In the verses just before this passage, Jesus has been saying to His followers that they ought to love the unlovely and lend without expecting return because God is “kind to the ungrateful and the selfish.” He’s been telling them that they ought to be merciful because God is merciful. In other words, everything starts with God’s action and God’s character. In Jesus Christ, He has shown Himself to be a God of marvelous, forgiving love. In fact, He gave His Son to die for us when we were yet sinners, when we had nothing about ourselves to commend us to Him. And now that we have been so incredibly loved in Christ and graced with such great gifts, we’re to take our cue from that in dealing with other people.
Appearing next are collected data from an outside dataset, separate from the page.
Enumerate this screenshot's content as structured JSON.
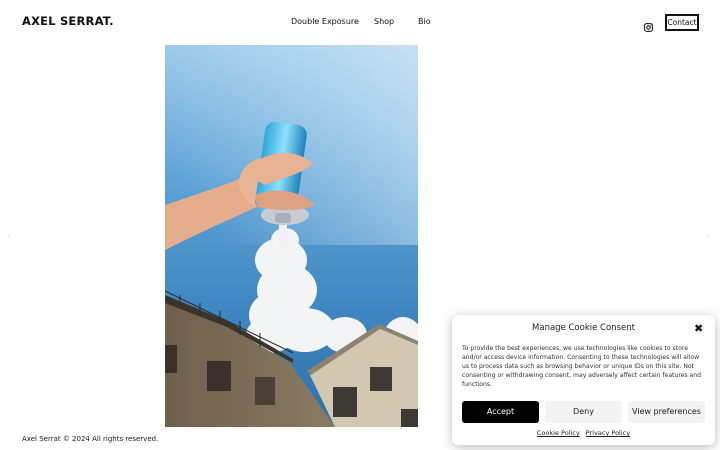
{
  "header": {
    "logo": "AXEL SERRAT.",
    "nav": [
      "Double Exposure",
      "Shop",
      "Bio"
    ],
    "instagram_icon": "instagram-icon",
    "contact_label": "Contact"
  },
  "carousel": {
    "prev_icon": "chevron-left-icon",
    "next_icon": "chevron-right-icon",
    "prev_glyph": "‹",
    "next_glyph": "›"
  },
  "footer": {
    "copyright": "Axel Serrat © 2024 All rights reserved."
  },
  "cookie_banner": {
    "title": "Manage Cookie Consent",
    "close_glyph": "✖",
    "text": "To provide the best experiences, we use technologies like cookies to store and/or access device information. Consenting to these technologies will allow us to process data such as browsing behavior or unique IDs on this site. Not consenting or withdrawing consent, may adversely affect certain features and functions.",
    "accept_label": "Accept",
    "deny_label": "Deny",
    "preferences_label": "View preferences",
    "cookie_policy_label": "Cookie Policy",
    "privacy_policy_label": "Privacy Policy"
  }
}
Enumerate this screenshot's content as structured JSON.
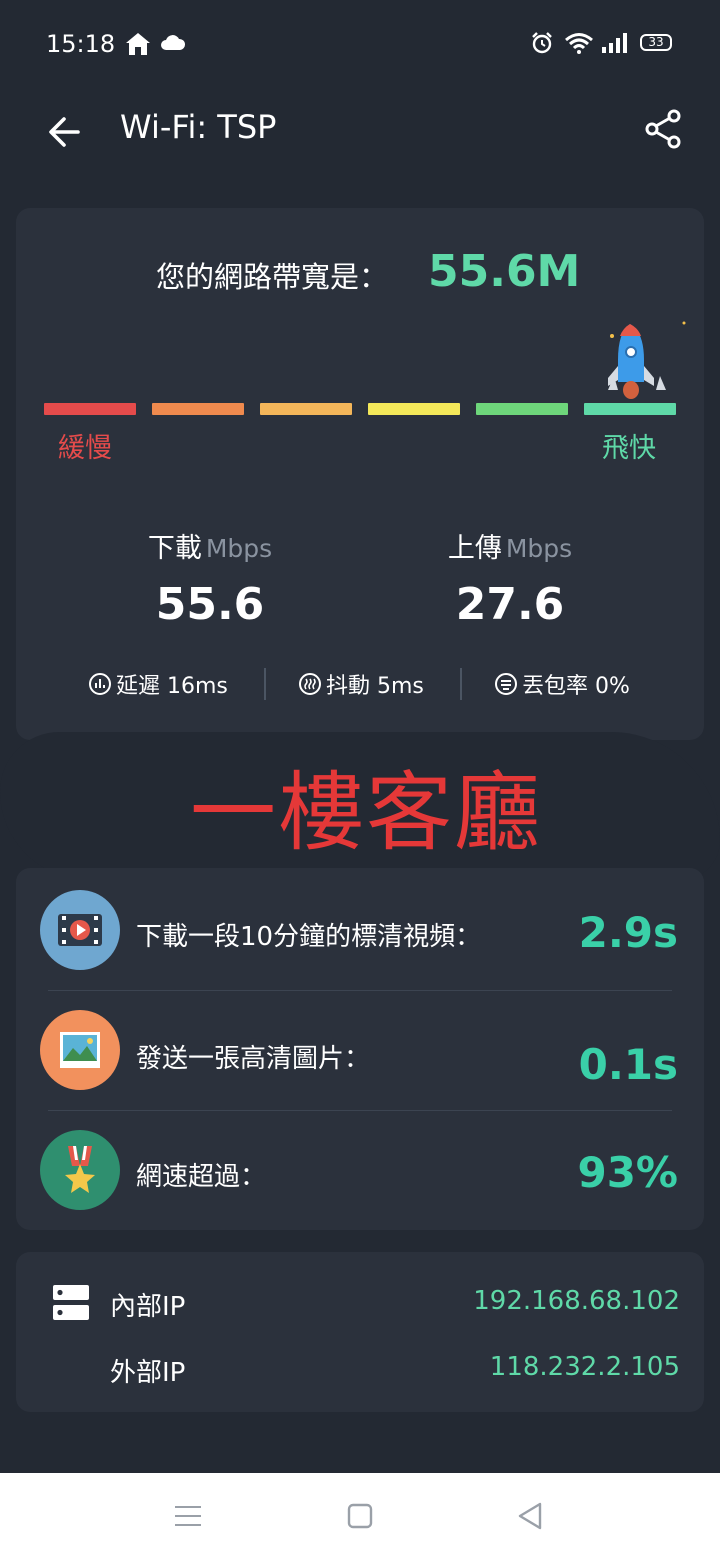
{
  "status_bar": {
    "time": "15:18",
    "battery": "33"
  },
  "app_bar": {
    "title": "Wi-Fi: TSP"
  },
  "speed": {
    "bandwidth_label": "您的網路帶寬是：",
    "bandwidth_value": "55.6M",
    "scale_slow": "緩慢",
    "scale_fast": "飛快",
    "scale_colors": [
      "#e54b4b",
      "#ef8a4e",
      "#f4b65a",
      "#f4e85a",
      "#6ed67b",
      "#5fd9a8"
    ],
    "download_label": "下載",
    "download_unit": "Mbps",
    "download_value": "55.6",
    "upload_label": "上傳",
    "upload_unit": "Mbps",
    "upload_value": "27.6",
    "latency": "延遲 16ms",
    "jitter": "抖動 5ms",
    "packet_loss": "丟包率 0%"
  },
  "annotation": {
    "handwritten": "一樓客廳"
  },
  "estimates": [
    {
      "icon": "video-icon",
      "label": "下載一段10分鐘的標清視頻：",
      "value": "2.9s"
    },
    {
      "icon": "picture-icon",
      "label": "發送一張高清圖片：",
      "value": "0.1s"
    },
    {
      "icon": "medal-icon",
      "label": "網速超過：",
      "value": "93%"
    }
  ],
  "ip": {
    "internal_label": "內部IP",
    "internal_value": "192.168.68.102",
    "external_label": "外部IP",
    "external_value": "118.232.2.105"
  },
  "colors": {
    "background": "#232933",
    "card": "#2b313c",
    "accent": "#5fd9a8",
    "accent_strong": "#3ad0a8",
    "handwriting": "#e53838"
  }
}
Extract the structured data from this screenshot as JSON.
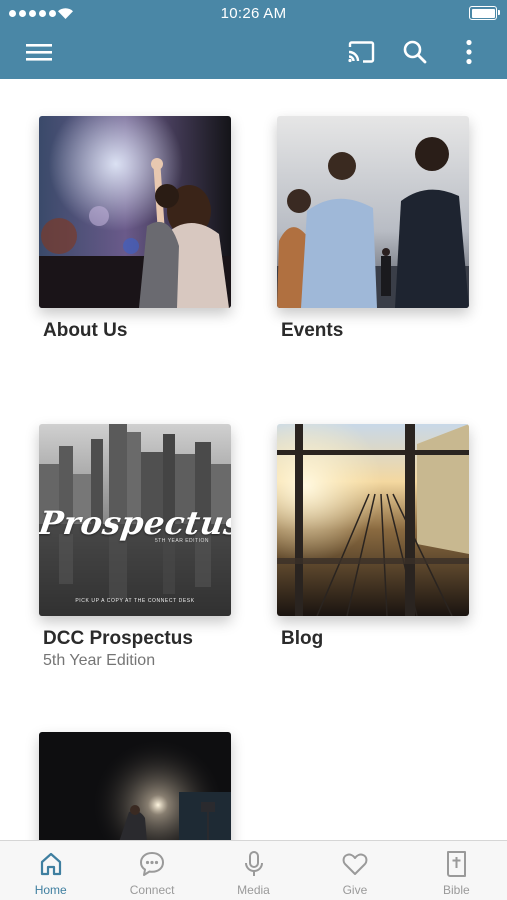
{
  "status_bar": {
    "time": "10:26 AM"
  },
  "colors": {
    "header": "#4a87a6",
    "tab_active": "#3f7fa0",
    "tab_inactive": "#9a9a9a",
    "title_text": "#2b2b2b",
    "subtitle_text": "#757575"
  },
  "header": {
    "icons": [
      "menu-icon",
      "cast-icon",
      "search-icon",
      "more-vertical-icon"
    ]
  },
  "tiles": [
    {
      "title": "About Us",
      "subtitle": ""
    },
    {
      "title": "Events",
      "subtitle": ""
    },
    {
      "title": "DCC Prospectus",
      "subtitle": "5th Year Edition",
      "image_text": {
        "wordmark": "Prospectus",
        "edition": "5TH YEAR EDITION",
        "tagline": "PICK UP A COPY AT THE CONNECT DESK"
      }
    },
    {
      "title": "Blog",
      "subtitle": ""
    },
    {
      "title": "",
      "subtitle": ""
    }
  ],
  "tabbar": {
    "active": "Home",
    "tabs": [
      {
        "label": "Home",
        "icon": "home-icon"
      },
      {
        "label": "Connect",
        "icon": "chat-bubble-icon"
      },
      {
        "label": "Media",
        "icon": "microphone-icon"
      },
      {
        "label": "Give",
        "icon": "heart-icon"
      },
      {
        "label": "Bible",
        "icon": "bible-icon"
      }
    ]
  }
}
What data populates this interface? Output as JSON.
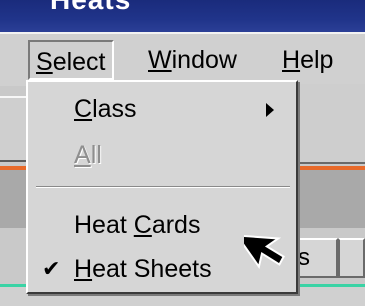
{
  "window": {
    "title": "Heats"
  },
  "menubar": {
    "select_first": "S",
    "select_rest": "elect",
    "window_first": "W",
    "window_rest": "indow",
    "help_first": "H",
    "help_rest": "elp"
  },
  "select_menu": {
    "class_first": "C",
    "class_rest": "lass",
    "all_first": "A",
    "all_rest": "ll",
    "heat_cards_prefix": "Heat ",
    "heat_cards_first": "C",
    "heat_cards_rest": "ards",
    "heat_sheets_first": "H",
    "heat_sheets_rest": "eat Sheets",
    "heat_sheets_checked": true
  },
  "background": {
    "tab_partial_text": "ss"
  },
  "icons": {
    "submenu_arrow": "chevron-right-icon",
    "checkmark": "check-icon",
    "cursor": "mouse-pointer-icon"
  },
  "colors": {
    "title_bar": "#20348a",
    "menu_bg": "#d6d6d6",
    "accent_line": "#e86a2a",
    "status_line": "#3ad3a5"
  }
}
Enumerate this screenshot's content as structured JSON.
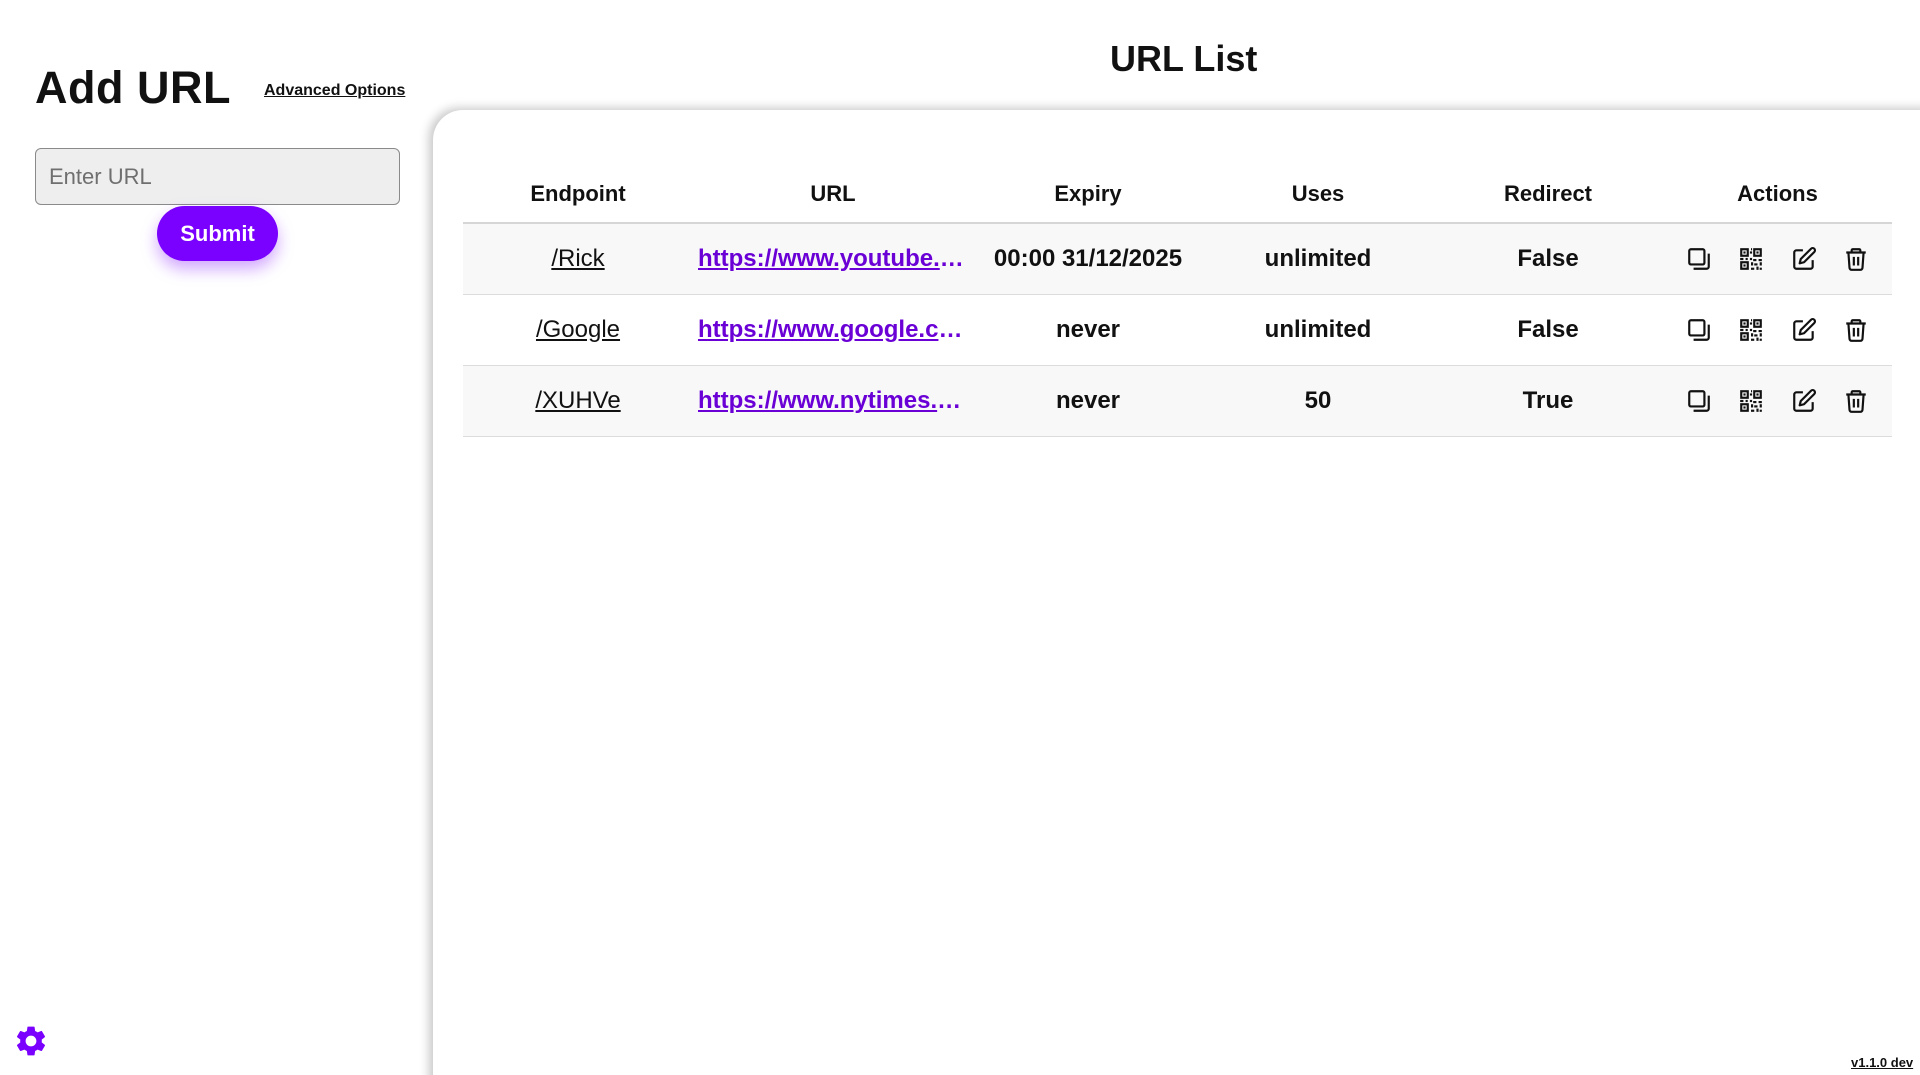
{
  "sidebar": {
    "title": "Add URL",
    "advanced_options_label": "Advanced Options",
    "url_input": {
      "value": "",
      "placeholder": "Enter URL"
    },
    "submit_label": "Submit",
    "settings_icon": "gear-icon"
  },
  "main": {
    "title": "URL List",
    "columns": [
      "Endpoint",
      "URL",
      "Expiry",
      "Uses",
      "Redirect",
      "Actions"
    ],
    "rows": [
      {
        "endpoint": "/Rick",
        "url": "https://www.youtube.c...",
        "expiry": "00:00 31/12/2025",
        "uses": "unlimited",
        "redirect": "False"
      },
      {
        "endpoint": "/Google",
        "url": "https://www.google.com",
        "expiry": "never",
        "uses": "unlimited",
        "redirect": "False"
      },
      {
        "endpoint": "/XUHVe",
        "url": "https://www.nytimes.c...",
        "expiry": "never",
        "uses": "50",
        "redirect": "True"
      }
    ],
    "row_actions": [
      "copy-icon",
      "qr-code-icon",
      "edit-icon",
      "trash-icon"
    ]
  },
  "footer": {
    "version": "v1.1.0 dev"
  },
  "colors": {
    "accent": "#7a00ff",
    "link": "#6a00d6"
  }
}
If we continue to judge and condemn, we show that we’ve never really known God. We’ve never tasted His forgiveness, never appreciated what He’s done for us. We’re not in the kingdom of grace. We’re still under the condemning law. But if we forgive those who injure us, we’re modeling Calvary love. We’re showing our kinship with the One who said, “Father, forgive them for they know not what they do.” And when we keep on giving out of a generous heart, that’s the sign that the Lord of love has taken up His abode in us and that we’re beginning to bear the family likeness.

It’s not that God’s forgiveness, His fatherly kindness come to us as a reward for performance. These are simply gifts He delights to bestow upon His children.

You can count on Jesus’ word that what you give will be what you get, but that’s not why grateful children give, is it? They give because they have a generous Father, a Savior who gave Himself for them, and a Holy Spirit pouring out love in their hearts. And that’s all for you, all for you, when through faith in Jesus Christ you become one of God’s dear children. May it be so!